俺は、少女の誘いを無視して部屋の中を探索することにした。
……が、しかし──。
「ちょっと! 無視しないでよ!」
少女はベッドから起き上がると、こちらに駆け寄って来た。そして、俺の腕を掴むと強引にベッドまで引っ張っていく。俺が困惑していると──彼女はいきなり俺を抱き寄せてきた。
「お、おい──」
思わず声を上げるが、少女は気にした様子もなく俺の手を取り自分の胸へと押し当てる。彼女の小ぶりな胸の柔らかな感触と、ネグリジェのサラサラした手触りが手全体に伝わってきた瞬間、俺は思わず息を呑んだ。
少女が身に纏っていたネグリジェは、まるで夢の中から抜け出してきたかのようなものだった。その透明な生地は、肌を包み込みながらも、微妙に露出度の高いデザインで、彼女の美しい曲線を魅力的に引き立てていた。ネグリジェの胸元には、シルクのリボンが飾られ、繊細なレースがエレガントな模様を描いている。

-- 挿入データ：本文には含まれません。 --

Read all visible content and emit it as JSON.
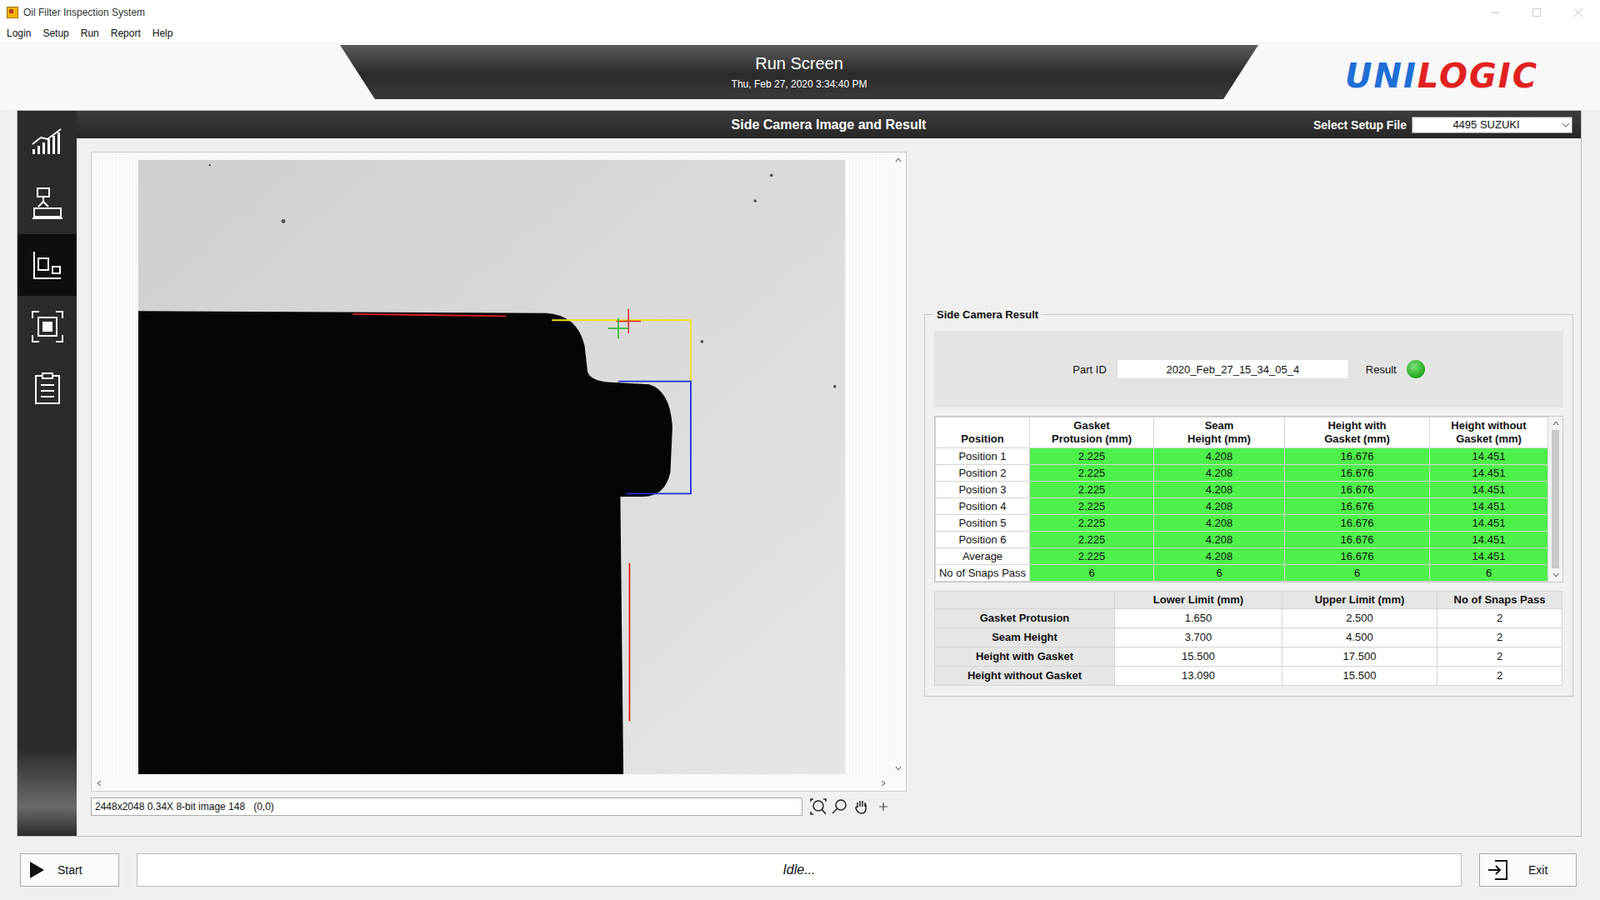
{
  "window": {
    "title": "Oil Filter Inspection System"
  },
  "menu": [
    {
      "label": "Login"
    },
    {
      "label": "Setup"
    },
    {
      "label": "Run"
    },
    {
      "label": "Report"
    },
    {
      "label": "Help"
    }
  ],
  "header": {
    "title": "Run Screen",
    "datetime": "Thu, Feb 27, 2020 3:34:40 PM",
    "logo": [
      {
        "text": "UNI",
        "color": "#1f6fd6"
      },
      {
        "text": "LOGIC",
        "color": "#e0221f"
      }
    ]
  },
  "section_bar": {
    "title": "Side Camera Image and Result",
    "setup_label": "Select Setup File",
    "setup_value": "4495 SUZUKI"
  },
  "sidebar": {
    "items": [
      {
        "selected": false
      },
      {
        "selected": false
      },
      {
        "selected": true
      },
      {
        "selected": false
      },
      {
        "selected": false
      }
    ]
  },
  "image_viewer": {
    "status": "2448x2048 0.34X 8-bit image 148",
    "coords": "(0,0)"
  },
  "result": {
    "group_title": "Side Camera Result",
    "part_id_label": "Part ID",
    "part_id": "2020_Feb_27_15_34_05_4",
    "result_label": "Result",
    "passed": true
  },
  "measurements": {
    "columns": [
      {
        "lines": [
          "Position"
        ]
      },
      {
        "lines": [
          "Gasket",
          "Protusion (mm)"
        ]
      },
      {
        "lines": [
          "Seam",
          "Height (mm)"
        ]
      },
      {
        "lines": [
          "Height with",
          "Gasket (mm)"
        ]
      },
      {
        "lines": [
          "Height without",
          "Gasket (mm)"
        ]
      }
    ],
    "rows": [
      {
        "label": "Position 1",
        "values": [
          "2.225",
          "4.208",
          "16.676",
          "14.451"
        ],
        "pass": true
      },
      {
        "label": "Position 2",
        "values": [
          "2.225",
          "4.208",
          "16.676",
          "14.451"
        ],
        "pass": true
      },
      {
        "label": "Position 3",
        "values": [
          "2.225",
          "4.208",
          "16.676",
          "14.451"
        ],
        "pass": true
      },
      {
        "label": "Position 4",
        "values": [
          "2.225",
          "4.208",
          "16.676",
          "14.451"
        ],
        "pass": true
      },
      {
        "label": "Position 5",
        "values": [
          "2.225",
          "4.208",
          "16.676",
          "14.451"
        ],
        "pass": true
      },
      {
        "label": "Position 6",
        "values": [
          "2.225",
          "4.208",
          "16.676",
          "14.451"
        ],
        "pass": true
      },
      {
        "label": "Average",
        "values": [
          "2.225",
          "4.208",
          "16.676",
          "14.451"
        ],
        "pass": true
      },
      {
        "label": "No of Snaps Pass",
        "values": [
          "6",
          "6",
          "6",
          "6"
        ],
        "pass": true
      }
    ]
  },
  "limits": {
    "columns": [
      "",
      "Lower Limit (mm)",
      "Upper Limit (mm)",
      "No of Snaps Pass"
    ],
    "rows": [
      {
        "label": "Gasket Protusion",
        "lower": "1.650",
        "upper": "2.500",
        "snaps": "2"
      },
      {
        "label": "Seam Height",
        "lower": "3.700",
        "upper": "4.500",
        "snaps": "2"
      },
      {
        "label": "Height with Gasket",
        "lower": "15.500",
        "upper": "17.500",
        "snaps": "2"
      },
      {
        "label": "Height without Gasket",
        "lower": "13.090",
        "upper": "15.500",
        "snaps": "2"
      }
    ]
  },
  "bottom": {
    "start": "Start",
    "status": "Idle...",
    "exit": "Exit"
  }
}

そして、布地の隙間から覗く彼女の肌は、明るい月光に照らされ、透明な生地の下でほんのりと透けて見え、その美しさは花の花弁のように儚く、同時に誘惑的でもあった。彼女の肌に触れる風は、軽やかにネグリジェの生地を揺らし、優雅な舞いを奏でていた。
少女の顔はほんのり赤く染まっており、熱を帯びた吐息が微かに漏れ出ている。
──そして、上目遣いで俺を見つめる碧い瞳は、まるで夜空に輝く月のように美しく輝いていた。
「何をしているんだ……?」
俺が問いかけると、彼女は妖艶に微笑むと──。
「──え? 添い寝だけど?」
さも当然のように答えたのだった──。